Der Präsident des Deutschen Reiches; der Präsident der Vereinigten Staaten von Amerika; der Bundespräsident der Republik Österreich; Seine Majestät der König der Belgier; Seine Majestät der König von Großbritannien, Irland und der Britischen Gebiete jenseits der Meere, Kaiser von Indien; Seine Majestät der König der Bulgaren; der Präsident der Republik Chile; Seine Majestät der König von Dänemark; Seine Majestät der König von Ägypten; der Präsident der Republik Estland; der Präsident der Republik Finnland; der Präsident der Französischen Republik; Seine Durchlaucht der Reichsverweser von Ungarn; Seine Majestät der König von Italien; Seine Majestät der Kaiser von Japan; der Präsident der Republik Lettland; Ihre Königliche Hoheit die Großherzogin von Luxemburg; Seine Majestät der König von Norwegen; Ihre Majestät die Königin der Niederlande; der Präsident der Republik Polen; der Präsident der Portugiesischen Republik; Seine Majestät der König von Rumänien; Seine Majestät der König der Serben, Kroaten und Slowenen; Seine Majestät der König von Siam; Seine Majestät der König von Schweden; der Schweizerische Bundesrat; der Präsident der Tschechoslowakischen Republik; der Präsident der Republik Türkei:
Angesichts der Entschließung der Völkerbundversammlung vom 25. September 1924,
geleitet von den Schlußfolgerungen der Genfer Weltwirtschaftskonferenz vom Mai 1927 und mit ihr einig in der Erkenntnis, daß die Ein- und Ausfuhrverbote sowie die daraus sich ergebende willkürliche Ein- und Ausfuhrregelung und die verschleierten Diskriminierungen beklagenswerte Ergebnisse gezeitigt haben, ohne daß die schweren Nachteile dieser Maßnahmen durch die finanziellen oder sozialen Vorteile ausgeglichen sind, die die Staaten, die diese Maßnahmen ergriffen hatten, davon erwarteten;
in der Überzeugung, daß es für die Wiederherstellung und künftige Entwicklung des Welthandels wichtig ist, daß die Regierungen eine Politik aufgeben, die sowohl ihren eigenen Interessen wie dem allgemeinen Interesse abträglich ist;
in der Überzeugung, daß die Rückkehr zu tatsächlicher Freiheit des internationalen Handels eine der wesentlichen Vorbedingungen für den Wohlstand der Welt ist;
in der Erwägung, daß dieses Ziel am besten durch eine gleichzeitige und gemeinsame Aktion in Gestalt eines internationalen Abkommens erreicht werden kann;
haben zu ihren Bevollmächtigten ernannt:
(Anm.: Es folgen die Namen der Bevollmächtigten.)

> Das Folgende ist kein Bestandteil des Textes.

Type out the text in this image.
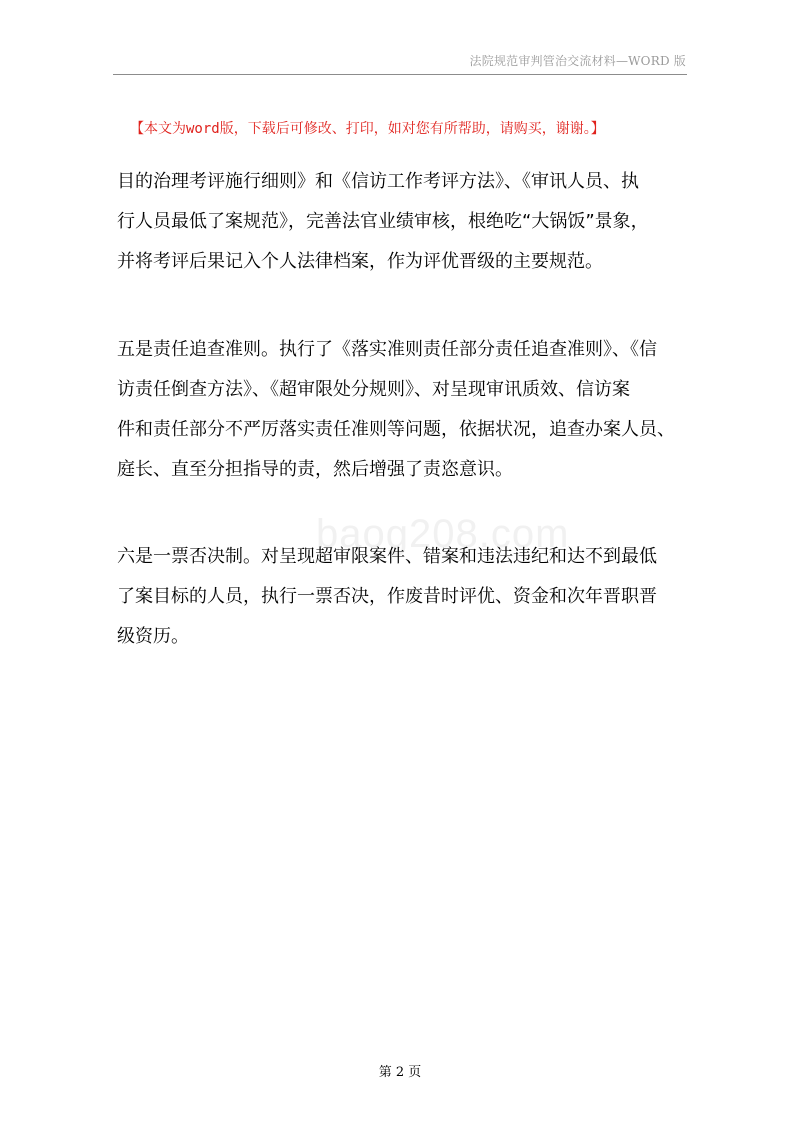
法院规范审判管治交流材料—WORD 版
【本文为word版，下载后可修改、打印，如对您有所帮助，请购买，谢谢。】
baog208.com
目的治理考评施行细则》和《信访工作考评方法》、《审讯人员、执
行人员最低了案规范》，完善法官业绩审核，根绝吃“大锅饭”景象，
并将考评后果记入个人法律档案，作为评优晋级的主要规范。
五是责任追查准则。执行了《落实准则责任部分责任追查准则》、《信
访责任倒查方法》、《超审限处分规则》、对呈现审讯质效、信访案
件和责任部分不严厉落实责任准则等问题，依据状况，追查办案人员、
庭长、直至分担指导的责，然后增强了责恣意识。
六是一票否决制。对呈现超审限案件、错案和违法违纪和达不到最低
了案目标的人员，执行一票否决，作废昔时评优、资金和次年晋职晋
级资历。
第 2 页
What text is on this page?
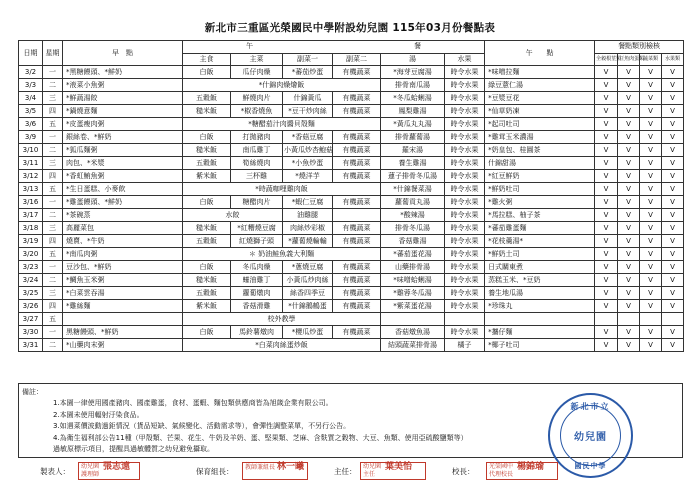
新北市三重區光榮國民中學附設幼兒園 115年03月份餐點表
日期	星期	早　點	午　　　　　　　　　　　　　　　　　　　　　　　餐						午　　點	餐點類別檢核			
			主食	主菜	副菜一	副菜二	湯	水果		全穀根莖類	豆魚肉蛋類	蔬菜類	水果類
3/2	一	*黑糖饅頭、*鮮奶	白飯	瓜仔肉燥	*蕃茄炒蛋	有機蔬菜	*海芽豆腐湯	時令水果	*味噌拉麵	V	V	V	V
3/3	二	*液菜小魚粥	*什錦肉燥燴飯				排骨南瓜湯	時令水果	綠豆薏仁湯	V	V	V	V
3/4	三	*鮮蔬湯餃	五穀飯	鮮燒肉片	什錦黃瓜	有機蔬菜	*冬瓜蛤蜊湯	時令水果	*豆漿豆花	V	V	V	V
3/5	四	*鍋燒意麵	糙米飯	*椒香燒魚	*豆干炒肉絲	有機蔬菜	鳳梨雞湯	時令水果	*仙草奶凍	V	V	V	V
3/6	五	*皮蛋瘦肉粥	*糖醋茄汁肉醬貝殼麵				*黃瓜丸丸湯	時令水果	*起司吐司	V	V	V	V
3/9	一	銀絲卷、*鮮奶	白飯	打拋豬肉	*香菇豆腐	有機蔬菜	排骨蘿蔔湯	時令水果	*雞茸玉米濃湯	V	V	V	V
3/10	二	*狐瓜麵粥	糙米飯	南瓜雞丁	小黃瓜炒杏鮑菇	有機蔬菜	羅宋湯	時令水果	*奶皇包、桂圓茶	V	V	V	V
3/11	三	肉包、*米漿	五穀飯	筍絲燒肉	*小魚炒蛋	有機蔬菜	養生雞湯	時令水果	什錦甜湯	V	V	V	V
3/12	四	*香虹鮪魚粥	紫米飯	三杯雞	*燒洋芋	有機蔬菜	蓮子排骨冬瓜湯	時令水果	*紅豆鮮奶	V	V	V	V
3/13	五	*生日蛋糕、小麥飲	*時蔬咖哩雞肉飯				*什錦餐菜湯	時令水果	*鮮奶吐司	V	V	V	V
3/16	一	*雞蛋饅頭、*鮮奶	白飯	糖醋肉片	*蝦仁豆腐	有機蔬菜	蘿蔔貢丸湯	時令水果	*雞火粥	V	V	V	V
3/17	二	*茶碗蒸	水餃		油雞腿		*酸辣湯	時令水果	*馬拉糕、柚子茶	V	V	V	V
3/18	三	高麗菜包	糙米飯	*紅糟燒豆腐	肉絲炒彩椒	有機蔬菜	排骨冬瓜湯	時令水果	*蕃茄雞蛋麵	V	V	V	V
3/19	四	燒賣、*牛奶	五穀飯	紅燒獅子頭	*蘿蔔燒輪輸	有機蔬菜	香菇雞湯	時令水果	*花枝羹湯*	V	V	V	V
3/20	五	*南瓜肉粥	＊ 奶油鮭魚義大利麵				*蕃茄蛋花湯	時令水果	*鮮奶土司	V	V	V	V
3/23	一	豆沙包、*鮮奶	白飯	冬瓜肉燥	*蔥燒豆腐	有機蔬菜	山藥排骨湯	時令水果	日式關東煮	V	V	V	V
3/24	二	*鯛魚玉米粥	糙米飯	蠔油雞丁	小黃瓜炒肉絲	有機蔬菜	*味噌蛤蜊湯	時令水果	蒸糕玉米、*豆奶	V	V	V	V
3/25	三	*白菜雲吞湯	五穀飯	蘿蔔燉肉	絲香四季豆	有機蔬菜	*雞蓉冬瓜湯	時令水果	養生地瓜湯	V	V	V	V
3/26	四	*雞絲麵	紫米飯	香菇滑雞	*什錦鵝鶴蛋	有機蔬菜	*紫菜蛋花湯	時令水果	*珍珠丸	V	V	V	V
3/27	五		校外教學										
3/30	一	黑糖饅頭、*鮮奶	白飯	馬鈴薯燉肉	*櫻瓜炒蛋	有機蔬菜	香菇燉魚湯	時令水果	*攜仔麵	V	V	V	V
3/31	二	*山藥肉末粥	*白菜肉絲蛋炒飯				結頭蔬菜排骨湯	橘子	*椰子吐司	V	V	V	V
備註：
1.本園一律使用國產豬肉、國產雞蛋，食材、蛋蝦、麵包類供應商皆為旭箴企業有限公司。
2.本園未使用輻射汙染食品。
3.如遇菜價波動過鉅情況（貨品短缺、氣候變化、活動需求等），會彈性調整菜單，不另行公告。
4.為衛生福利部公告11種（甲殼類、芒果、花生、牛奶及羊奶、蛋、堅果類、芝麻、含麩質之穀物、大豆、魚類、使用亞硫酸鹽類等）
過敏原標示項目，提醒具過敏體質之幼兒避免攝取。
新北市立
幼兒園
國民中學
製表人：
幼兒園 張志遠
護理師	保育組長：	教師兼組長 林一曦	主任：
幼兒園 葉美怡
主任	校長：
光榮國中 楊錦瑜
代理校長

die nach Austausch ihrer für gut und richtig befundenen Vollmachten die nachstehenden Bestimmungen vereinbart haben:
Artikel 1. Die Bestimmungen dieses Abkommens sind anwendbar auf Verbote und Beschränkungen der Einfuhr von Waren - Natur- und Gewerbeerzeugnissen - aus den Gebieten eines der Hohen Vertragschließenden Teile in die Gebiete der anderen Hohen Vertragschließenden Teile sowie auf Verbote und Beschränkungen der Ausfuhr von Erzeugnissen aus den Gebieten der genannten Vertragschließenden Teile in die Gebiete eines anderen Hohen Vertragschließenden Teiles.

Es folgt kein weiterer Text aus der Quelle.